Iran Materials 8 January 2014 12:00 (UTC +04:00)
Japan's JX Nippon Oil & Energy, the country's largest refiner, has cut "slightly" its crude imports from Iran under a renewed annual contract starting this month, Chairman Yasushi Kimura Said.
Japan's JX trims Iran crude volumes under 2014 contract

Japan's JX Nippon Oil & Energy, the country's largest refiner, has cut "slightly" its crude imports from Iran under a renewed annual contract starting this month, Chairman Yasushi Kimura Said, New York based Platts reported on Jan. 7.

JX Nippon Oil & Energy's confirmation of renewing Iran's annual crude import contract marked the first among Japanese buyers of Iranian barrels for 2014 import contracts. Refiners Showa Shell, Cosmo Oil and Idemitsu Kosan also have annual crude import contracts with Iran, expiring at the end of March.

Kimura said, however, that the reduction in volumes from Iran reflected falling Japanese demand as well as Japan's commitment to international sanctions on Iran and that JX had also reduced imports from other producers.

"We have concluded our annual contract starting from January," Kimura said on the sidelines of a reception in Tokyo hosted by the Petroleum Association of Japan, of which he is president.

"It [the volume] has been slightly reduced," he said. "Due to declining domestic demand, we also have reduced our [crude] imports from other producing countries other than Iran."

JX's actual contract volumes for both 2013 and the year ahead are unclear. Until December 2012, the company had an annual contract to import 80,000 b/d of Iranian crude. Like Iran's other customers in Japan, JX continues to buy Iranian crude under exemption from US sanctions that would otherwise bar Japanese banks from the US financial system. The waivers, renewable every 180 days, are granted in exchange for "significant" reductions in purchases of Iranian crude.

A preliminary six-month deal between Iran and six world powers on the nuclear issue, struck in November but yet to be implemented, gives Tehran some sanctions relief but maintains the core restrictions on Iranian oil.

Nevertheless, the agreement has raised hopes that a comprehensive agreement will be reached, leading to the complete lifting of sanctions.

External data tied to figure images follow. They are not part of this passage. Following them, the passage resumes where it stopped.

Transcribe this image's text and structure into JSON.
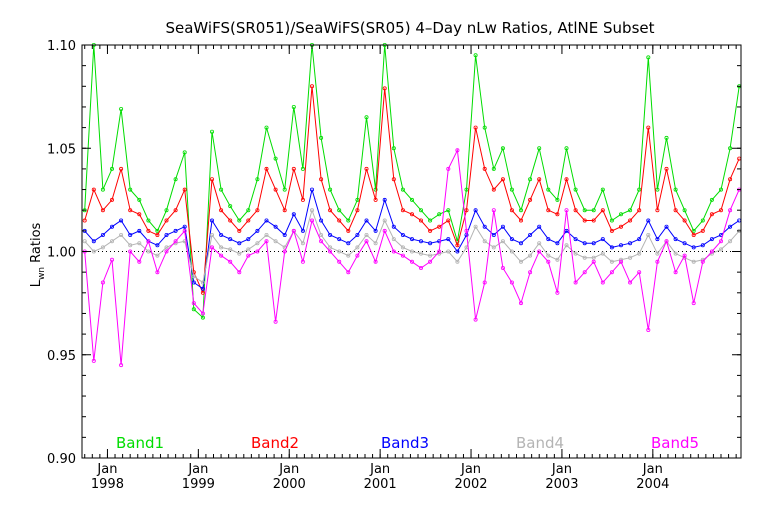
{
  "chart_data": {
    "type": "line",
    "title": "SeaWiFS(SR051)/SeaWiFS(SR05) 4–Day nLw Ratios, AtlNE Subset",
    "ylabel_main": "L",
    "ylabel_sub": "wn",
    "ylabel_rest": " Ratios",
    "xlabel": "",
    "ylim": [
      0.9,
      1.1
    ],
    "xlim": [
      1997.72,
      2004.97
    ],
    "reference_line": 1.0,
    "y_ticks": [
      {
        "value": 0.9,
        "label": "0.90"
      },
      {
        "value": 0.95,
        "label": "0.95"
      },
      {
        "value": 1.0,
        "label": "1.00"
      },
      {
        "value": 1.05,
        "label": "1.05"
      },
      {
        "value": 1.1,
        "label": "1.10"
      }
    ],
    "x_ticks": [
      {
        "value": 1998.0,
        "month": "Jan",
        "year": "1998"
      },
      {
        "value": 1999.0,
        "month": "Jan",
        "year": "1999"
      },
      {
        "value": 2000.0,
        "month": "Jan",
        "year": "2000"
      },
      {
        "value": 2001.0,
        "month": "Jan",
        "year": "2001"
      },
      {
        "value": 2002.0,
        "month": "Jan",
        "year": "2002"
      },
      {
        "value": 2003.0,
        "month": "Jan",
        "year": "2003"
      },
      {
        "value": 2004.0,
        "month": "Jan",
        "year": "2004"
      }
    ],
    "legend_placement": "bottom, inside plot",
    "series": [
      {
        "name": "Band1",
        "color": "#00dd00",
        "x": [
          1997.75,
          1997.85,
          1997.95,
          1998.05,
          1998.15,
          1998.25,
          1998.35,
          1998.45,
          1998.55,
          1998.65,
          1998.75,
          1998.85,
          1998.95,
          1999.05,
          1999.15,
          1999.25,
          1999.35,
          1999.45,
          1999.55,
          1999.65,
          1999.75,
          1999.85,
          1999.95,
          2000.05,
          2000.15,
          2000.25,
          2000.35,
          2000.45,
          2000.55,
          2000.65,
          2000.75,
          2000.85,
          2000.95,
          2001.05,
          2001.15,
          2001.25,
          2001.35,
          2001.45,
          2001.55,
          2001.65,
          2001.75,
          2001.85,
          2001.95,
          2002.05,
          2002.15,
          2002.25,
          2002.35,
          2002.45,
          2002.55,
          2002.65,
          2002.75,
          2002.85,
          2002.95,
          2003.05,
          2003.15,
          2003.25,
          2003.35,
          2003.45,
          2003.55,
          2003.65,
          2003.75,
          2003.85,
          2003.95,
          2004.05,
          2004.15,
          2004.25,
          2004.35,
          2004.45,
          2004.55,
          2004.65,
          2004.75,
          2004.85,
          2004.95
        ],
        "y": [
          1.02,
          1.1,
          1.03,
          1.04,
          1.069,
          1.03,
          1.025,
          1.015,
          1.01,
          1.02,
          1.035,
          1.048,
          0.972,
          0.968,
          1.058,
          1.03,
          1.022,
          1.015,
          1.02,
          1.035,
          1.06,
          1.045,
          1.03,
          1.07,
          1.04,
          1.1,
          1.055,
          1.03,
          1.02,
          1.015,
          1.025,
          1.065,
          1.03,
          1.1,
          1.05,
          1.03,
          1.025,
          1.02,
          1.015,
          1.018,
          1.02,
          1.005,
          1.03,
          1.095,
          1.06,
          1.04,
          1.05,
          1.03,
          1.02,
          1.035,
          1.05,
          1.03,
          1.025,
          1.05,
          1.03,
          1.02,
          1.02,
          1.03,
          1.015,
          1.018,
          1.02,
          1.03,
          1.094,
          1.03,
          1.055,
          1.03,
          1.02,
          1.01,
          1.015,
          1.025,
          1.03,
          1.05,
          1.08
        ]
      },
      {
        "name": "Band2",
        "color": "#ff0000",
        "x": [
          1997.75,
          1997.85,
          1997.95,
          1998.05,
          1998.15,
          1998.25,
          1998.35,
          1998.45,
          1998.55,
          1998.65,
          1998.75,
          1998.85,
          1998.95,
          1999.05,
          1999.15,
          1999.25,
          1999.35,
          1999.45,
          1999.55,
          1999.65,
          1999.75,
          1999.85,
          1999.95,
          2000.05,
          2000.15,
          2000.25,
          2000.35,
          2000.45,
          2000.55,
          2000.65,
          2000.75,
          2000.85,
          2000.95,
          2001.05,
          2001.15,
          2001.25,
          2001.35,
          2001.45,
          2001.55,
          2001.65,
          2001.75,
          2001.85,
          2001.95,
          2002.05,
          2002.15,
          2002.25,
          2002.35,
          2002.45,
          2002.55,
          2002.65,
          2002.75,
          2002.85,
          2002.95,
          2003.05,
          2003.15,
          2003.25,
          2003.35,
          2003.45,
          2003.55,
          2003.65,
          2003.75,
          2003.85,
          2003.95,
          2004.05,
          2004.15,
          2004.25,
          2004.35,
          2004.45,
          2004.55,
          2004.65,
          2004.75,
          2004.85,
          2004.95
        ],
        "y": [
          1.015,
          1.03,
          1.02,
          1.025,
          1.04,
          1.02,
          1.018,
          1.01,
          1.008,
          1.015,
          1.02,
          1.03,
          0.99,
          0.98,
          1.035,
          1.02,
          1.015,
          1.01,
          1.015,
          1.02,
          1.04,
          1.03,
          1.02,
          1.04,
          1.025,
          1.08,
          1.035,
          1.02,
          1.015,
          1.01,
          1.02,
          1.04,
          1.025,
          1.079,
          1.035,
          1.02,
          1.018,
          1.015,
          1.01,
          1.012,
          1.015,
          1.003,
          1.02,
          1.06,
          1.04,
          1.03,
          1.035,
          1.02,
          1.015,
          1.025,
          1.035,
          1.02,
          1.018,
          1.035,
          1.02,
          1.015,
          1.015,
          1.02,
          1.01,
          1.012,
          1.015,
          1.02,
          1.06,
          1.02,
          1.04,
          1.02,
          1.015,
          1.008,
          1.01,
          1.018,
          1.02,
          1.035,
          1.045
        ]
      },
      {
        "name": "Band3",
        "color": "#0000ff",
        "x": [
          1997.75,
          1997.85,
          1997.95,
          1998.05,
          1998.15,
          1998.25,
          1998.35,
          1998.45,
          1998.55,
          1998.65,
          1998.75,
          1998.85,
          1998.95,
          1999.05,
          1999.15,
          1999.25,
          1999.35,
          1999.45,
          1999.55,
          1999.65,
          1999.75,
          1999.85,
          1999.95,
          2000.05,
          2000.15,
          2000.25,
          2000.35,
          2000.45,
          2000.55,
          2000.65,
          2000.75,
          2000.85,
          2000.95,
          2001.05,
          2001.15,
          2001.25,
          2001.35,
          2001.45,
          2001.55,
          2001.65,
          2001.75,
          2001.85,
          2001.95,
          2002.05,
          2002.15,
          2002.25,
          2002.35,
          2002.45,
          2002.55,
          2002.65,
          2002.75,
          2002.85,
          2002.95,
          2003.05,
          2003.15,
          2003.25,
          2003.35,
          2003.45,
          2003.55,
          2003.65,
          2003.75,
          2003.85,
          2003.95,
          2004.05,
          2004.15,
          2004.25,
          2004.35,
          2004.45,
          2004.55,
          2004.65,
          2004.75,
          2004.85,
          2004.95
        ],
        "y": [
          1.01,
          1.005,
          1.008,
          1.012,
          1.015,
          1.008,
          1.01,
          1.005,
          1.003,
          1.008,
          1.01,
          1.012,
          0.985,
          0.982,
          1.015,
          1.008,
          1.006,
          1.004,
          1.006,
          1.01,
          1.015,
          1.012,
          1.008,
          1.018,
          1.01,
          1.03,
          1.015,
          1.008,
          1.006,
          1.004,
          1.008,
          1.015,
          1.01,
          1.025,
          1.012,
          1.008,
          1.006,
          1.005,
          1.004,
          1.005,
          1.006,
          1.0,
          1.008,
          1.02,
          1.012,
          1.008,
          1.012,
          1.006,
          1.004,
          1.008,
          1.012,
          1.006,
          1.004,
          1.01,
          1.006,
          1.004,
          1.004,
          1.006,
          1.002,
          1.003,
          1.004,
          1.006,
          1.015,
          1.006,
          1.012,
          1.006,
          1.004,
          1.002,
          1.003,
          1.006,
          1.008,
          1.012,
          1.015
        ]
      },
      {
        "name": "Band4",
        "color": "#b4b4b4",
        "x": [
          1997.75,
          1997.85,
          1997.95,
          1998.05,
          1998.15,
          1998.25,
          1998.35,
          1998.45,
          1998.55,
          1998.65,
          1998.75,
          1998.85,
          1998.95,
          1999.05,
          1999.15,
          1999.25,
          1999.35,
          1999.45,
          1999.55,
          1999.65,
          1999.75,
          1999.85,
          1999.95,
          2000.05,
          2000.15,
          2000.25,
          2000.35,
          2000.45,
          2000.55,
          2000.65,
          2000.75,
          2000.85,
          2000.95,
          2001.05,
          2001.15,
          2001.25,
          2001.35,
          2001.45,
          2001.55,
          2001.65,
          2001.75,
          2001.85,
          2001.95,
          2002.05,
          2002.15,
          2002.25,
          2002.35,
          2002.45,
          2002.55,
          2002.65,
          2002.75,
          2002.85,
          2002.95,
          2003.05,
          2003.15,
          2003.25,
          2003.35,
          2003.45,
          2003.55,
          2003.65,
          2003.75,
          2003.85,
          2003.95,
          2004.05,
          2004.15,
          2004.25,
          2004.35,
          2004.45,
          2004.55,
          2004.65,
          2004.75,
          2004.85,
          2004.95
        ],
        "y": [
          1.005,
          1.0,
          1.002,
          1.005,
          1.008,
          1.003,
          1.004,
          1.0,
          0.998,
          1.002,
          1.004,
          1.005,
          0.988,
          0.985,
          1.008,
          1.002,
          1.001,
          0.999,
          1.001,
          1.004,
          1.008,
          1.005,
          1.002,
          1.01,
          1.004,
          1.02,
          1.008,
          1.002,
          1.0,
          0.998,
          1.002,
          1.008,
          1.004,
          1.015,
          1.006,
          1.002,
          1.0,
          0.999,
          0.998,
          0.999,
          1.0,
          0.995,
          1.002,
          1.012,
          1.005,
          1.002,
          1.005,
          1.0,
          0.995,
          0.998,
          1.004,
          0.998,
          0.996,
          1.003,
          0.999,
          0.997,
          0.997,
          0.999,
          0.995,
          0.996,
          0.997,
          0.999,
          1.008,
          0.999,
          1.005,
          0.999,
          0.997,
          0.995,
          0.996,
          0.999,
          1.001,
          1.005,
          1.01
        ]
      },
      {
        "name": "Band5",
        "color": "#ff00ff",
        "x": [
          1997.75,
          1997.85,
          1997.95,
          1998.05,
          1998.15,
          1998.25,
          1998.35,
          1998.45,
          1998.55,
          1998.65,
          1998.75,
          1998.85,
          1998.95,
          1999.05,
          1999.15,
          1999.25,
          1999.35,
          1999.45,
          1999.55,
          1999.65,
          1999.75,
          1999.85,
          1999.95,
          2000.05,
          2000.15,
          2000.25,
          2000.35,
          2000.45,
          2000.55,
          2000.65,
          2000.75,
          2000.85,
          2000.95,
          2001.05,
          2001.15,
          2001.25,
          2001.35,
          2001.45,
          2001.55,
          2001.65,
          2001.75,
          2001.85,
          2001.95,
          2002.05,
          2002.15,
          2002.25,
          2002.35,
          2002.45,
          2002.55,
          2002.65,
          2002.75,
          2002.85,
          2002.95,
          2003.05,
          2003.15,
          2003.25,
          2003.35,
          2003.45,
          2003.55,
          2003.65,
          2003.75,
          2003.85,
          2003.95,
          2004.05,
          2004.15,
          2004.25,
          2004.35,
          2004.45,
          2004.55,
          2004.65,
          2004.75,
          2004.85,
          2004.95
        ],
        "y": [
          1.0,
          0.947,
          0.985,
          0.996,
          0.945,
          1.0,
          0.995,
          1.005,
          0.99,
          1.0,
          1.005,
          1.01,
          0.975,
          0.97,
          1.002,
          0.998,
          0.995,
          0.99,
          0.998,
          1.0,
          1.005,
          0.966,
          1.0,
          1.01,
          0.995,
          1.015,
          1.005,
          1.0,
          0.995,
          0.99,
          0.998,
          1.005,
          0.995,
          1.01,
          1.0,
          0.998,
          0.995,
          0.992,
          0.995,
          1.0,
          1.04,
          1.049,
          1.01,
          0.967,
          0.985,
          1.02,
          0.992,
          0.985,
          0.975,
          0.99,
          1.0,
          0.995,
          0.98,
          1.02,
          0.985,
          0.99,
          0.995,
          0.985,
          0.99,
          0.995,
          0.985,
          0.99,
          0.962,
          0.995,
          1.005,
          0.99,
          0.998,
          0.975,
          0.995,
          1.0,
          1.005,
          1.02,
          1.03
        ]
      }
    ]
  }
}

"I think Japan is in a very interesting position," Kimura said. "While complying with the sanctions, Japan and Iran are maintaining their relationship as in the past."

"By maintaining a good relationship [with Iran], I am hoping to see a new framework when situations develop into the next stage."

As part of the preliminary deal on the nuclear issue, Washington has agreed not to press for further cuts in purchases of Iranian crude over the six-month period of the agreement.

In the meantime, according to industry sources, Iran's customers in Japan and South Korea are seeking to maintain their current import levels going into 2014.

Over the first 11 months of 2013, Japan imported an average 178,139 b/d of crude from Iran, down 5% from 187,958 b/d over the same period of 2012, according to data compiled by the Ministry of Economy, Trade and Industry.

However, Tokyo's imports of Iranian crude are well below pre-sanctions levels of 313,480 b/d in 2011 and 355,147 b/d in 2010.

In 2012, Japan imported just 189,076 b/d of Iranian crude, a drop of nearly 40% from the 2011 volume.